Yano JM, Yu K, Donaldson GP, Shastri GG, Ann P, Ma L, Nagler CR, Ismagilov RF, Mazmanian SK, Hsiao EY. Indigenous bacteria from the gut microbiota regulate host serotonin biosynthesis. Cell. 2015 Apr 9;161(2):264-76. doi: 10.1016/j.cell.2015.02.047. Erratum in: Cell. 2015 Sep 24;163:258. PMID: 25860609; PMCID: PMC4393509.


Über die Autorin:


"Kyra Kauffmann, Jahrgang 1971, Mutter zweier kleiner Söhne, Volkswirtin, seit 20 Jahren niedergelassene Heilpraktikerin, Buchautorin, Dozentin, Journalistin und seit 3 Jahren begeisterte Medizinstudentin.

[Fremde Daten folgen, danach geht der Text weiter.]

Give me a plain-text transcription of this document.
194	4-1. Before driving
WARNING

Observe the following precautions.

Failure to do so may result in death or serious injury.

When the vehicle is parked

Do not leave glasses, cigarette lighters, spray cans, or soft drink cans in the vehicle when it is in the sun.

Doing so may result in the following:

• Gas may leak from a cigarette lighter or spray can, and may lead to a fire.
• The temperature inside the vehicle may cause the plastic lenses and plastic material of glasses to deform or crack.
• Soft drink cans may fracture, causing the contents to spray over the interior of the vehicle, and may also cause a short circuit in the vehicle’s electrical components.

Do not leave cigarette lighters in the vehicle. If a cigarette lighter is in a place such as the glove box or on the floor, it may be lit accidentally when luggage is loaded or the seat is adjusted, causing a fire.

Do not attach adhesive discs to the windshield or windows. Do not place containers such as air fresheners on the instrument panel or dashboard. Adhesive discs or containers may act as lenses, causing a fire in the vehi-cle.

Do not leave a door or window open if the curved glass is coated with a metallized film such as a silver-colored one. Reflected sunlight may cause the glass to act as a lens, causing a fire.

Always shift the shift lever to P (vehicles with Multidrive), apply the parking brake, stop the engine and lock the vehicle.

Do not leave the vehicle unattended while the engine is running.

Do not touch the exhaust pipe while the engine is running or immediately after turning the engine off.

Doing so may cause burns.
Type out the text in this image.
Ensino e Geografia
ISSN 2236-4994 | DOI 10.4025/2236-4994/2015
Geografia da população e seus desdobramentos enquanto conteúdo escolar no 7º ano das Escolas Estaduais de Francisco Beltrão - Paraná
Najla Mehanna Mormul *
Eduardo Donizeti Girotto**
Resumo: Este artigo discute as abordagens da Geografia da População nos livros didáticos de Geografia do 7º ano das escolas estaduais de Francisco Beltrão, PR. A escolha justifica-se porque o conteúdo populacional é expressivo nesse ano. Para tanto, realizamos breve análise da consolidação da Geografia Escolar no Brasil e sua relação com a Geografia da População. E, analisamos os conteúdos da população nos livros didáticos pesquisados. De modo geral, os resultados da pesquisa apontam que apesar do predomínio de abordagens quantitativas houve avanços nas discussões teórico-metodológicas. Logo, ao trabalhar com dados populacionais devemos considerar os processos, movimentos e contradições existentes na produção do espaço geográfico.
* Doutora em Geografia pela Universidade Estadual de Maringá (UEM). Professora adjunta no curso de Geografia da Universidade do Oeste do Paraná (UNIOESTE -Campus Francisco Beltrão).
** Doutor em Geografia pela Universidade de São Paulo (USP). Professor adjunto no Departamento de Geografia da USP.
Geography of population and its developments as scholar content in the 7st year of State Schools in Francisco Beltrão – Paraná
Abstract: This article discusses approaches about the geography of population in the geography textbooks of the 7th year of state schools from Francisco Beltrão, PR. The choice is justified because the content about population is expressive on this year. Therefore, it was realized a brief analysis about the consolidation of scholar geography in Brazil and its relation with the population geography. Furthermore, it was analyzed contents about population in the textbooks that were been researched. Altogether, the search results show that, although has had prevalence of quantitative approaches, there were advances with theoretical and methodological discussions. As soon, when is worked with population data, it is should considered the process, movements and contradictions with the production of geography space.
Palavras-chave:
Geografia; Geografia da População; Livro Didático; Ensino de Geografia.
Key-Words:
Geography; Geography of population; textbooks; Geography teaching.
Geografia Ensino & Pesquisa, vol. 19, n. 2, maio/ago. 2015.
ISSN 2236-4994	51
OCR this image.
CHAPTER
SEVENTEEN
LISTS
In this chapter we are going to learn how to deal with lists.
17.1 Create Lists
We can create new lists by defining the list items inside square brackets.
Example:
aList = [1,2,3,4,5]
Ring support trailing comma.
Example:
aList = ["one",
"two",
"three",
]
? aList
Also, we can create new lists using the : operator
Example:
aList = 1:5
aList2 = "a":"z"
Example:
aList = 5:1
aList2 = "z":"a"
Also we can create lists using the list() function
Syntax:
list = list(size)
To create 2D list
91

Zur Medizin kam ich durch meine eigene schwere Erkrankung mit Anfang 30, bei der mir seinerzeit kein Arzt wirklich helfen konnte. („Ihre Werte sind alle super – es ist alles rein psychisch!“). Hilfe bekam ich von Heilpraktikern, die zunächst einmal eine wirklich gründliche Labordiagnostik durchgeführt haben, ganz nach dem Vorbild von Dr. Ulrich Strunz. Es war eine neue Welt, die sich mir eröffnete und die Erkenntnisse, haben mich sofort fasziniert (ohnehin bin ich ein Zahlen-Daten-Fakten-Fan und habe nicht umsonst das Studium der VWL gewählt). Die Begeisterung war so groß, dass ich meinen alten Beruf an den Nagel hängte und Heilpraktikerin wurde. Meine Praxis führe ich seit 20 Jahren mit großer Begeisterung und bin – natürlich - auf Labordiagnostik spezialisiert und kann so oft vielen Symptomen auf den Grund gehen. In 2 Jahren hoffentlich dann auch als Ärztin.